Nos últimos dois episódios, felizmente, o saldo é positivo. Sabiamente, a série separa os pontos de vista entre os Verdes e os Negros, trazendo a coroação de cada um dos lados. Aqui, há algumas alterações valiosas que, no fim, não devem trazer mudanças significativas aos eventos já revelados no livro, mas que tornam os personagens mais complexos. 

Uma pena que os roteiristas inventaram um problema totalmente desnecessário no final do nono episódio, com Rhaenys podendo encerrar todo o conflito em questão de segundos, mas que opta apenas por se manter neutra no momento.

 É um evento bem mais bizarro que o que envolve Aemond e Lucerys, cuja trapalhada histórica aumenta mais o tom trágico da guerra que está por vir. É uma adição que corrobora bastante com o que Viserys diz no começo da temporada sobre o fato dos Targaryen acreditarem que “controlam” os seus dragões – aliás, não faria mal algum se a série tivesse dedicado mais alguns minutos em explorar esse vínculo dos personagens com os répteis fantásticos. 
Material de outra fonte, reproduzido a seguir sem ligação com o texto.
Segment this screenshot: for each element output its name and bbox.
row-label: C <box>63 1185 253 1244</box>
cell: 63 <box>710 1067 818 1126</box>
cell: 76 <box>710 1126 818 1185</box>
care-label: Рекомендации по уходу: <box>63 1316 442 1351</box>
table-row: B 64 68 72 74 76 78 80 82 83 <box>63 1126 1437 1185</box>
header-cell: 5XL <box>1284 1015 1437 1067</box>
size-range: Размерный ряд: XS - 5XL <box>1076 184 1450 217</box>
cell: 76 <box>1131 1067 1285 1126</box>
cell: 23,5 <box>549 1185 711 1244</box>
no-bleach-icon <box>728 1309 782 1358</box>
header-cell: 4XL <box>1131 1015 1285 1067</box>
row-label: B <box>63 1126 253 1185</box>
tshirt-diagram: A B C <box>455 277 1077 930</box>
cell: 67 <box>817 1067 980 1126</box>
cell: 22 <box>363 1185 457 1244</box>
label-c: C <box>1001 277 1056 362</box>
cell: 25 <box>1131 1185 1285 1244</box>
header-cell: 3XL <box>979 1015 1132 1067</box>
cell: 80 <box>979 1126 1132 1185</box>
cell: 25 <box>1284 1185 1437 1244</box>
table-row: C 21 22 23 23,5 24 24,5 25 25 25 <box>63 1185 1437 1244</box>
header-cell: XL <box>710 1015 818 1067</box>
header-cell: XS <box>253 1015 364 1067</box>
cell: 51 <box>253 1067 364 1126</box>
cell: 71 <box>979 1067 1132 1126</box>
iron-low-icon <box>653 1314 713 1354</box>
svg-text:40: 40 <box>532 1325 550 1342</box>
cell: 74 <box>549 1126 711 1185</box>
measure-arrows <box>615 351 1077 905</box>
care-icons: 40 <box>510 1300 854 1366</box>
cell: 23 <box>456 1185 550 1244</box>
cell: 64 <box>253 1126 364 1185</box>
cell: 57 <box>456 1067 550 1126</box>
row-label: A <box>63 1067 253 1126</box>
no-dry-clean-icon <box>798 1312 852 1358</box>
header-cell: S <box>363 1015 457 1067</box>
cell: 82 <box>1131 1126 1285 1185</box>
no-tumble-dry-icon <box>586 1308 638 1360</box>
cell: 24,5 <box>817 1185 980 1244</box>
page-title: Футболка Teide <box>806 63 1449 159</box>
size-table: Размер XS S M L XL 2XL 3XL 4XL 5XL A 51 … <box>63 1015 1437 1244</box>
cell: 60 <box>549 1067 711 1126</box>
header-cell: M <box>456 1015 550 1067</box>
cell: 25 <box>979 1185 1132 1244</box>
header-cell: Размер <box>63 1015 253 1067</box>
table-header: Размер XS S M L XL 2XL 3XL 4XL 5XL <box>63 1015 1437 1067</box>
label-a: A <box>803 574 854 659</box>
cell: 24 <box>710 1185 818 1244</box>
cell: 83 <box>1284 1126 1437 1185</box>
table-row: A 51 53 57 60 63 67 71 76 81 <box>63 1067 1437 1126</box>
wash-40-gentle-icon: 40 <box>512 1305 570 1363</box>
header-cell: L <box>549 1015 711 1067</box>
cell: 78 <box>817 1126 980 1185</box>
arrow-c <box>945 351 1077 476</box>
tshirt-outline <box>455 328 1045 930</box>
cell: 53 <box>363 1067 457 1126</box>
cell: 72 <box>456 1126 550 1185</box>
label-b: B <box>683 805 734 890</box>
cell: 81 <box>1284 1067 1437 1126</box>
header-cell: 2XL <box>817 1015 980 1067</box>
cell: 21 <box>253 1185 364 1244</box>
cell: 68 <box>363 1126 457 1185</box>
No geral, o saldo da primeira temporada de A Casa do Dragão é extremamente positivo. A série emociona, traz momentos memoráveis e ainda consegue provar que o compositor Ramin Djawadi ainda tem alguns bons temas musicais para entregar – fora conseguir colocar todo o talento de Greg Yaitanes como diretor em evidência. 

Ainda há muito espaço para melhorar na vindoura 2ª temporada que será explosiva com eventos arrepiantes, mas no que se refere a este ano, a série conseguiu duas grandes proezas: salvar a HBO e comprovar que a obra fantástica de George R.R. Martin ainda tem muitas histórias para contar. 

Redator, jornalista e fotógrafo formado em Cinema que até hoje gosta de espalhar ao mundo as últimas novidades sobre o audiovisual. E-mail: [email protected]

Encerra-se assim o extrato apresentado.